I, Too, Have Put My Life on the Line for This Country

I often feel like people say they served to protect our country as a way to stop voices of dissent, and dare I say, revolution.  This gravely concerns me because I believe that one of America’s most important freedoms that we need to protect is the freedom to question those in leadership.  Leadership is hard.  I’m a leader; I get it.  But the populous must be free to question the decisions and belief systems of voted, public leaders.  If I ever run for office, I know that I will be signing up for public scrutiny and questions.  It’s not easy, it’s not comfortable, but it needs to be part of a healthy, free democratic society.  I am always under-impressed when a public official acts offended at this questioning and accountability.

I am a pacifist, so I don’t carry a weapon, but this doesn’t mean I’m a wimp or naive and entitled.  (Don’t worry – I won’t run for president as a pacifist.  I recognize that my religious beliefs would interfere with my ability to do the job.) . I put my life on the line for this country 180 days a year for 5 years and continue to do so many days each year on an ongoing basis.  You see, I am a public educator, and one who opened a school six short months after the Sandy Hook shooting.  What I didn’t know at the time was that this would become an alarmingly frequent pattern in our country.  I am here to protect and to serve our students, our next generation of voters, the same people that military personnel sign up to protect and serve.  More specifically, I am the top office in a public school building.  This means it is my responsibility to put myself in harm’s way to protect the lives of staff and children if a gunman walks into the building that I am in charge of protecting and serving.

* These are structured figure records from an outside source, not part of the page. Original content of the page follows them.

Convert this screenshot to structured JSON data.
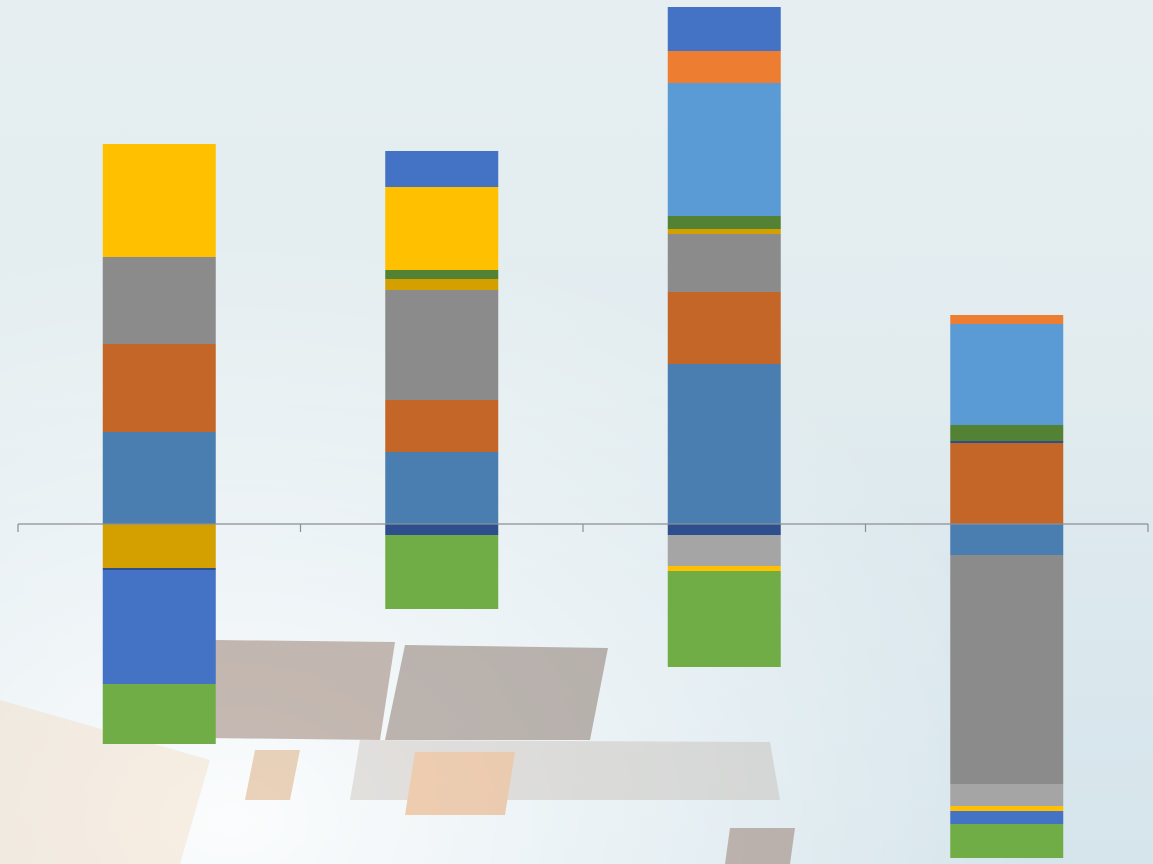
{
  "chart_data": {
    "type": "bar",
    "stacked": true,
    "categories": [
      "",
      "",
      "",
      ""
    ],
    "y_axis_visible": false,
    "grid": false,
    "legend": "none",
    "baseline": 0,
    "ylim": [
      -334,
      517
    ],
    "stacks": [
      {
        "positive": [
          {
            "color": "#4a7eb0",
            "value": 92
          },
          {
            "color": "#c46628",
            "value": 88
          },
          {
            "color": "#8b8b8b",
            "value": 87
          },
          {
            "color": "#ffc000",
            "value": 113
          }
        ],
        "negative": [
          {
            "color": "#d4a000",
            "value": 44
          },
          {
            "color": "#2e4f8e",
            "value": 2
          },
          {
            "color": "#4472c4",
            "value": 114
          },
          {
            "color": "#70ad47",
            "value": 60
          }
        ]
      },
      {
        "positive": [
          {
            "color": "#4a7eb0",
            "value": 72
          },
          {
            "color": "#c46628",
            "value": 52
          },
          {
            "color": "#8b8b8b",
            "value": 110
          },
          {
            "color": "#d4a000",
            "value": 11
          },
          {
            "color": "#548235",
            "value": 9
          },
          {
            "color": "#ffc000",
            "value": 83
          },
          {
            "color": "#4472c4",
            "value": 36
          }
        ],
        "negative": [
          {
            "color": "#2e4f8e",
            "value": 11
          },
          {
            "color": "#70ad47",
            "value": 74
          }
        ]
      },
      {
        "positive": [
          {
            "color": "#4a7eb0",
            "value": 160
          },
          {
            "color": "#c46628",
            "value": 72
          },
          {
            "color": "#8b8b8b",
            "value": 58
          },
          {
            "color": "#d4a000",
            "value": 5
          },
          {
            "color": "#548235",
            "value": 13
          },
          {
            "color": "#5b9bd5",
            "value": 133
          },
          {
            "color": "#ed7d31",
            "value": 32
          },
          {
            "color": "#4472c4",
            "value": 44
          }
        ],
        "negative": [
          {
            "color": "#2e4f8e",
            "value": 11
          },
          {
            "color": "#a5a5a5",
            "value": 31
          },
          {
            "color": "#ffc000",
            "value": 5
          },
          {
            "color": "#70ad47",
            "value": 96
          }
        ]
      },
      {
        "positive": [
          {
            "color": "#c46628",
            "value": 81
          },
          {
            "color": "#2e4f8e",
            "value": 2
          },
          {
            "color": "#548235",
            "value": 16
          },
          {
            "color": "#5b9bd5",
            "value": 101
          },
          {
            "color": "#ed7d31",
            "value": 9
          }
        ],
        "negative": [
          {
            "color": "#4a7eb0",
            "value": 31
          },
          {
            "color": "#8b8b8b",
            "value": 229
          },
          {
            "color": "#a5a5a5",
            "value": 22
          },
          {
            "color": "#ffc000",
            "value": 5
          },
          {
            "color": "#4472c4",
            "value": 13
          },
          {
            "color": "#70ad47",
            "value": 34
          }
        ]
      }
    ]
  }
}
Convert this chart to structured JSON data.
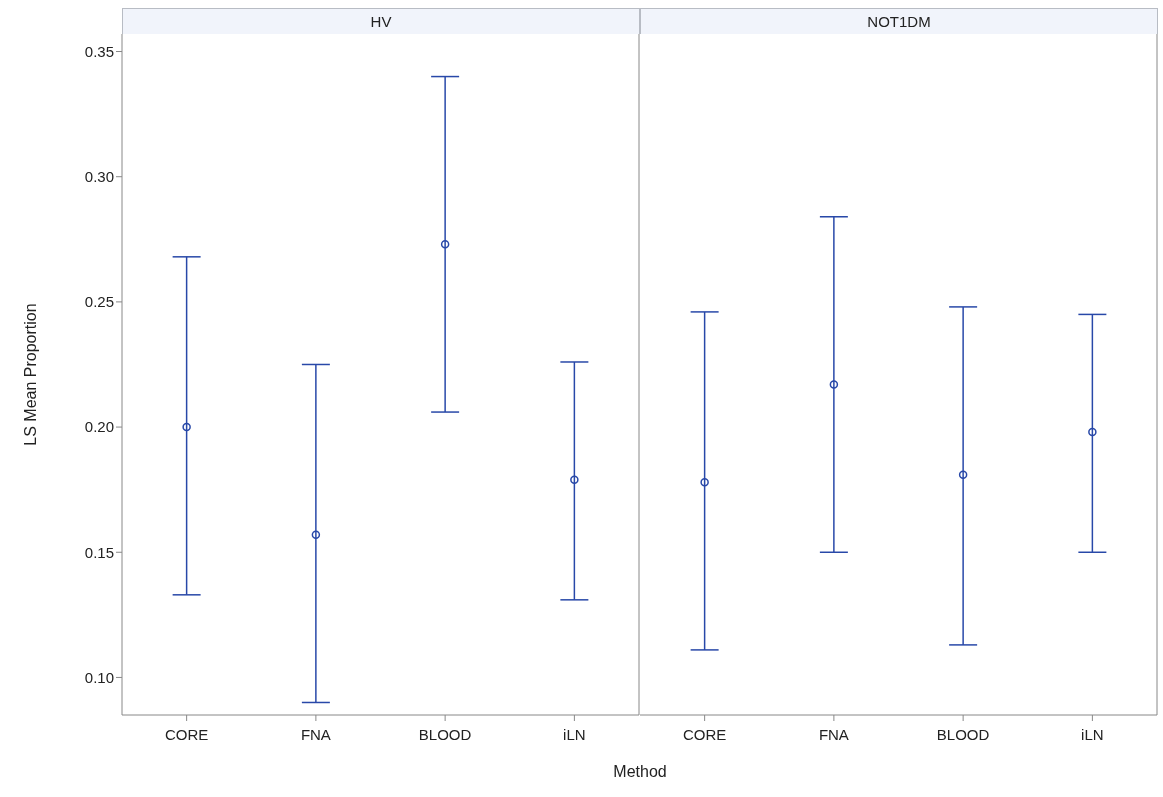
{
  "chart_data": [
    {
      "type": "scatter",
      "title": "HV",
      "ylabel": "LS Mean Proportion",
      "xlabel": "Method",
      "categories": [
        "CORE",
        "FNA",
        "BLOOD",
        "iLN"
      ],
      "series": [
        {
          "color": "#2848a8",
          "values": [
            0.2,
            0.157,
            0.273,
            0.179
          ],
          "errors": [
            [
              0.133,
              0.268
            ],
            [
              0.09,
              0.225
            ],
            [
              0.206,
              0.34
            ],
            [
              0.131,
              0.226
            ]
          ]
        }
      ],
      "ylim": [
        0.085,
        0.357
      ],
      "yticks": [
        {
          "value": 0.1,
          "label": "0.10"
        },
        {
          "value": 0.15,
          "label": "0.15"
        },
        {
          "value": 0.2,
          "label": "0.20"
        },
        {
          "value": 0.25,
          "label": "0.25"
        },
        {
          "value": 0.3,
          "label": "0.30"
        },
        {
          "value": 0.35,
          "label": "0.35"
        }
      ],
      "marker": "circle",
      "grid": false,
      "legend": false
    },
    {
      "type": "scatter",
      "title": "NOT1DM",
      "categories": [
        "CORE",
        "FNA",
        "BLOOD",
        "iLN"
      ],
      "series": [
        {
          "color": "#2848a8",
          "values": [
            0.178,
            0.217,
            0.181,
            0.198
          ],
          "errors": [
            [
              0.111,
              0.246
            ],
            [
              0.15,
              0.284
            ],
            [
              0.113,
              0.248
            ],
            [
              0.15,
              0.245
            ]
          ]
        }
      ],
      "ylim": [
        0.085,
        0.357
      ],
      "marker": "circle",
      "grid": false,
      "legend": false,
      "tick_labels": "x"
    }
  ]
}
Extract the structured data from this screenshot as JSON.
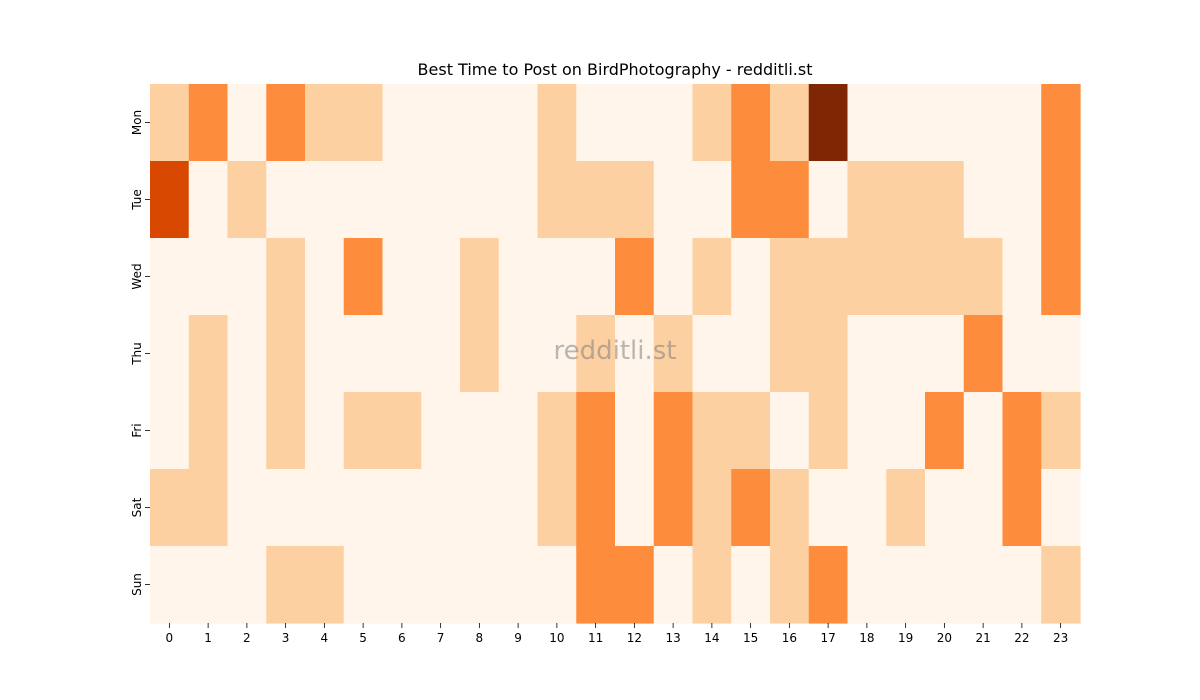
{
  "chart_data": {
    "type": "heatmap",
    "title": "Best Time to Post on BirdPhotography - redditli.st",
    "watermark": "redditli.st",
    "xlabel": "",
    "ylabel": "",
    "x": [
      0,
      1,
      2,
      3,
      4,
      5,
      6,
      7,
      8,
      9,
      10,
      11,
      12,
      13,
      14,
      15,
      16,
      17,
      18,
      19,
      20,
      21,
      22,
      23
    ],
    "y": [
      "Mon",
      "Tue",
      "Wed",
      "Thu",
      "Fri",
      "Sat",
      "Sun"
    ],
    "values": [
      [
        1,
        2,
        0,
        2,
        1,
        1,
        0,
        0,
        0,
        0,
        1,
        0,
        0,
        0,
        1,
        2,
        1,
        4,
        0,
        0,
        0,
        0,
        0,
        2
      ],
      [
        3,
        0,
        1,
        0,
        0,
        0,
        0,
        0,
        0,
        0,
        1,
        1,
        1,
        0,
        0,
        2,
        2,
        0,
        1,
        1,
        1,
        0,
        0,
        2
      ],
      [
        0,
        0,
        0,
        1,
        0,
        2,
        0,
        0,
        1,
        0,
        0,
        0,
        2,
        0,
        1,
        0,
        1,
        1,
        1,
        1,
        1,
        1,
        0,
        2
      ],
      [
        0,
        1,
        0,
        1,
        0,
        0,
        0,
        0,
        1,
        0,
        0,
        1,
        0,
        1,
        0,
        0,
        1,
        1,
        0,
        0,
        0,
        2,
        0,
        0
      ],
      [
        0,
        1,
        0,
        1,
        0,
        1,
        1,
        0,
        0,
        0,
        1,
        2,
        0,
        2,
        1,
        1,
        0,
        1,
        0,
        0,
        2,
        0,
        2,
        1
      ],
      [
        1,
        1,
        0,
        0,
        0,
        0,
        0,
        0,
        0,
        0,
        1,
        2,
        0,
        2,
        1,
        2,
        1,
        0,
        0,
        1,
        0,
        0,
        2,
        0
      ],
      [
        0,
        0,
        0,
        1,
        1,
        0,
        0,
        0,
        0,
        0,
        0,
        2,
        2,
        0,
        1,
        0,
        1,
        2,
        0,
        0,
        0,
        0,
        0,
        1
      ]
    ],
    "color_scale": [
      "#fff5eb",
      "#fdd0a2",
      "#fd8d3c",
      "#d94801",
      "#7f2704"
    ],
    "colorbar": false,
    "grid": false
  }
}
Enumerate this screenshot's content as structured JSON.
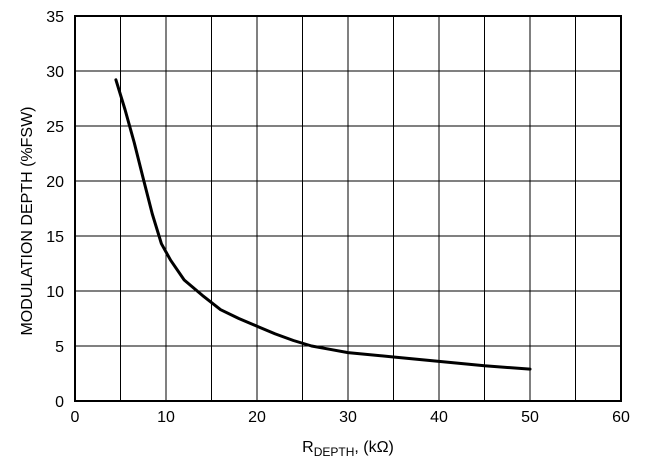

I don’t carry a gun because I don’t believe that “good guys” killing people is better than “bad guys” killing people.  (As a matter of fact, I don’t believe there are “good guys” and “bad guys” at all, and I strive to dismantle these mentalities in staff, students, and families.)  I don’t carry a gun because I believe that choosing when to end a human life is God’s decision, not mine, but that doesn’t mean I’m not a fighter.  As one friend described me, “Leslie’s a pacifist, but she’s a fighter.”  I have no problem asserting my authority and making people leave the premises as needed.  I have no problem grabbing the nearest chair or desk and using it to knock an armed intruder unconscious or break his knees.  I am trained in restraint and am comfortable incapacitating someone until help arrives.  I believe in protecting people.  I believe in protecting our rights.

And I believe in standing up to a bully in the highest office.  I have been a school leader under two different presidents, and I can tell you that the way the president behaves impacts the way students behave, as well as the systems that impact their existence.

I am incredibly thankful to live in a country where I can speak up when I see a leader harming our country.  I am also comfortable living and working together with those who believe differently than I do, including those who believe it is in the best interest of some human beings to kill other human beings.  That being said, I expect people to respect that I protect and serve the American people every day, not with a gun, but with my mind, my words, and my actions.